SOC Tower Functional Architecture
As with the other Towers, the SOC Tower
will have a set of operational roles
and responsibilities - indicated in fig 2.
However, the SOC will operates across
all towers to deliver timely, consistent,
correlated and effective breach Detect,
Respond and Contain capability.
Fig 3 illustrates the SOC functioning across
all towers (including SIAM) collecting
device and endpoint logs.
The SOC Tower in principle should be
accountable to SIAM but in practice can
be accountable to the end-client. The
gap between principle and practice will
be, as always, a matter of compliance
and SLAs coupled to operational Roles
and Responsibilities.
Conclusion
The next Generation of SOC capability is a critical component of any end-to-end IT environment.
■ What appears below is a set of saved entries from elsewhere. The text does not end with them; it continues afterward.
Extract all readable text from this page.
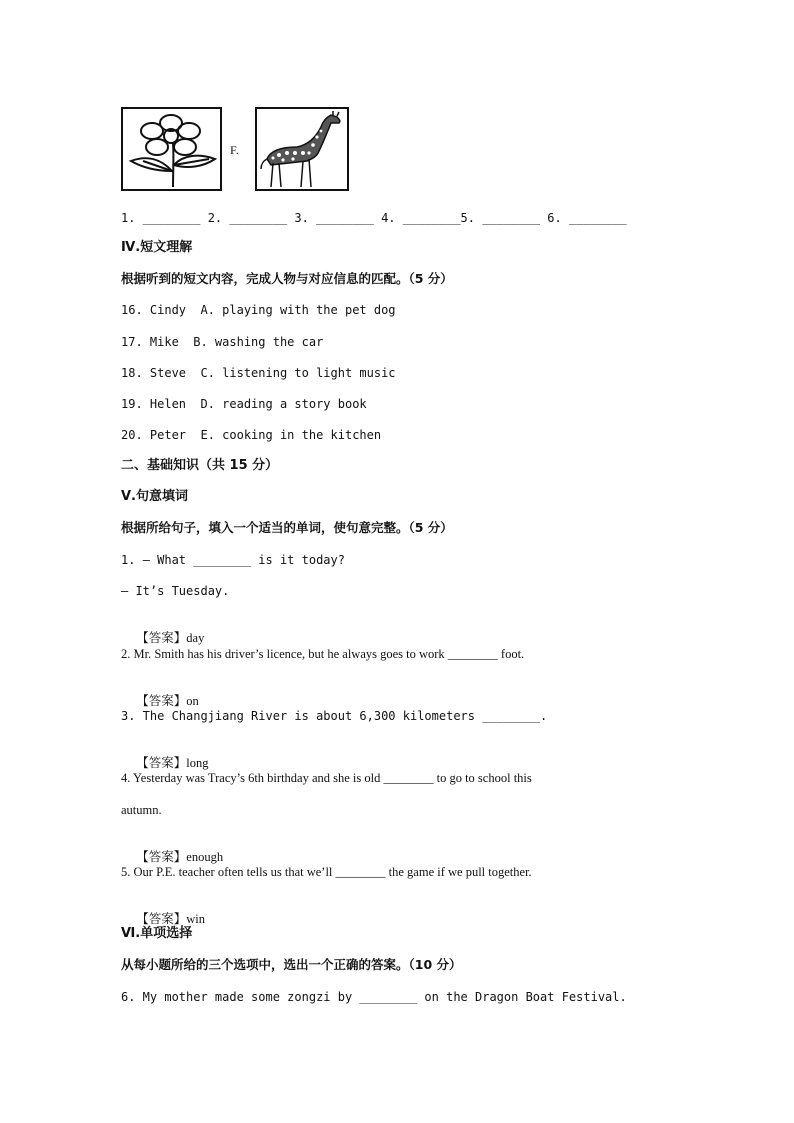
F.
1. ________ 2. ________ 3. ________ 4. ________5. ________ 6. ________
Ⅳ.短文理解
根据听到的短文内容，完成人物与对应信息的匹配。（5 分）
16. Cindy  A. playing with the pet dog
17. Mike  B. washing the car
18. Steve  C. listening to light music
19. Helen  D. reading a story book
20. Peter  E. cooking in the kitchen
二、基础知识（共 15 分）
Ⅴ.句意填词
根据所给句子，填入一个适当的单词，使句意完整。（5 分）
1. — What ________ is it today?
— It’s Tuesday.

【答案】day

2. Mr. Smith has his driver’s licence, but he always goes to work ________ foot.

【答案】on

3. The Changjiang River is about 6,300 kilometers ________.

【答案】long

4. Yesterday was Tracy’s 6th birthday and she is old ________ to go to school this
autumn.

【答案】enough

5. Our P.E. teacher often tells us that we’ll ________ the game if we pull together.

【答案】win

Ⅵ.单项选择
从每小题所给的三个选项中，选出一个正确的答案。（10 分）
6. My mother made some zongzi by ________ on the Dragon Boat Festival.
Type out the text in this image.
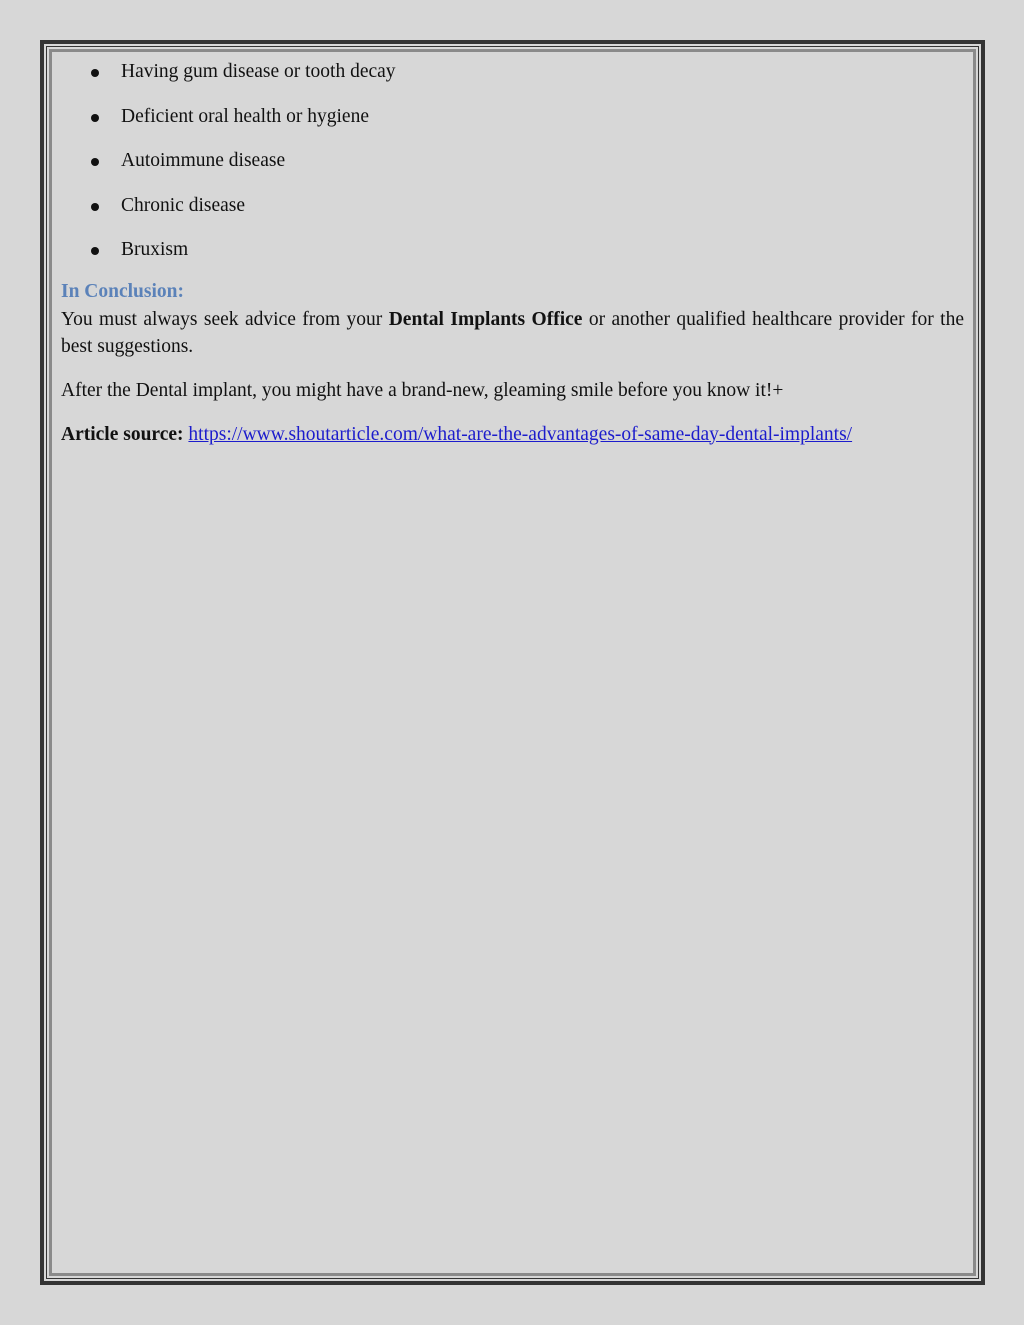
Having gum disease or tooth decay
Deficient oral health or hygiene
Autoimmune disease
Chronic disease
Bruxism
In Conclusion:

You must always seek advice from your Dental Implants Office or another qualified healthcare provider for the best suggestions.

After the Dental implant, you might have a brand-new, gleaming smile before you know it!+

Article source: https://www.shoutarticle.com/what-are-the-advantages-of-same-day-dental-implants/
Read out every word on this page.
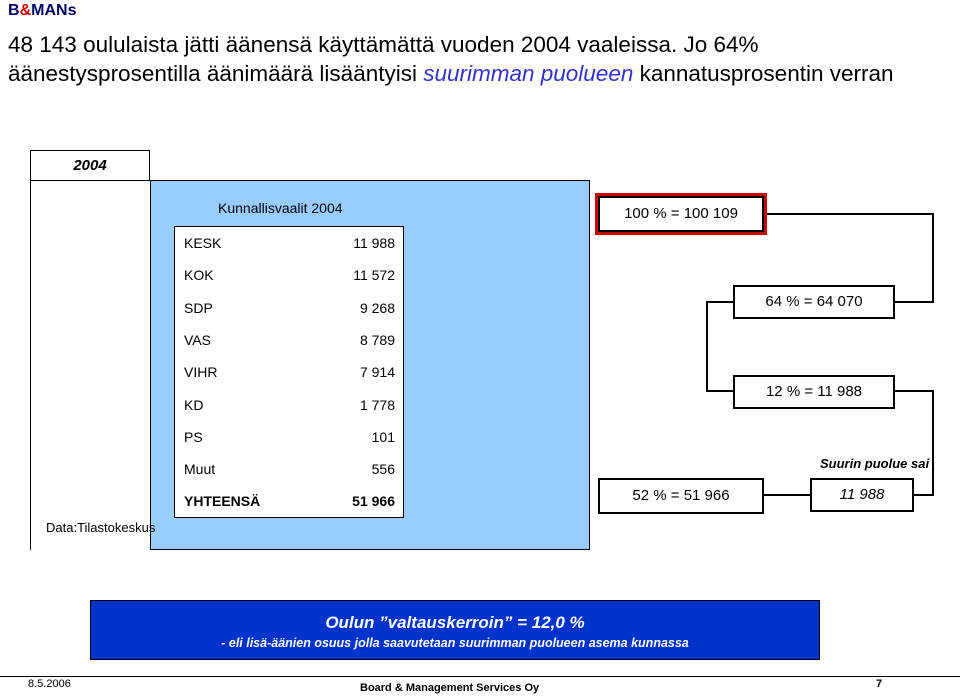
B&MANs
48 143 oululaista jätti äänensä käyttämättä vuoden 2004 vaaleissa. Jo 64% äänestysprosentilla äänimäärä lisääntyisi suurimman puolueen kannatusprosentin verran
2004
Kunnallisvaalit 2004
KESK	11 988
KOK	11 572
SDP	9 268
VAS	8 789
VIHR	7 914
KD	1 778
PS	101
Muut	556
YHTEENSÄ	51 966
Data:Tilastokeskus
100 % = 100 109
64 % = 64 070
12 % = 11 988
52 % = 51 966
Suurin puolue sai
11 988
Oulun ”valtauskerroin” = 12,0 %
- eli lisä-äänien osuus jolla saavutetaan suurimman puolueen asema kunnassa
8.5.2006	Board & Management Services Oy	7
It’s a particularly important function to support a Service Tower based delivery model that inherently
possesses an extra large Cyber Attack Surface.
The SOC ability to consistently Detect, Respond and Contain breaches early, across all towers is far
too important to implement as discrete instances within each service tower under local control of
tower vendors.
The SOC needs to exist as a discrete, contractually and logically ‘independent’ entity directly and
homogeneously operating across all Towers. This is critical to address Cyber attacks in any or all parts of
the IT environment where multiple Service Towers are involved. The SOC is the new Service Tower.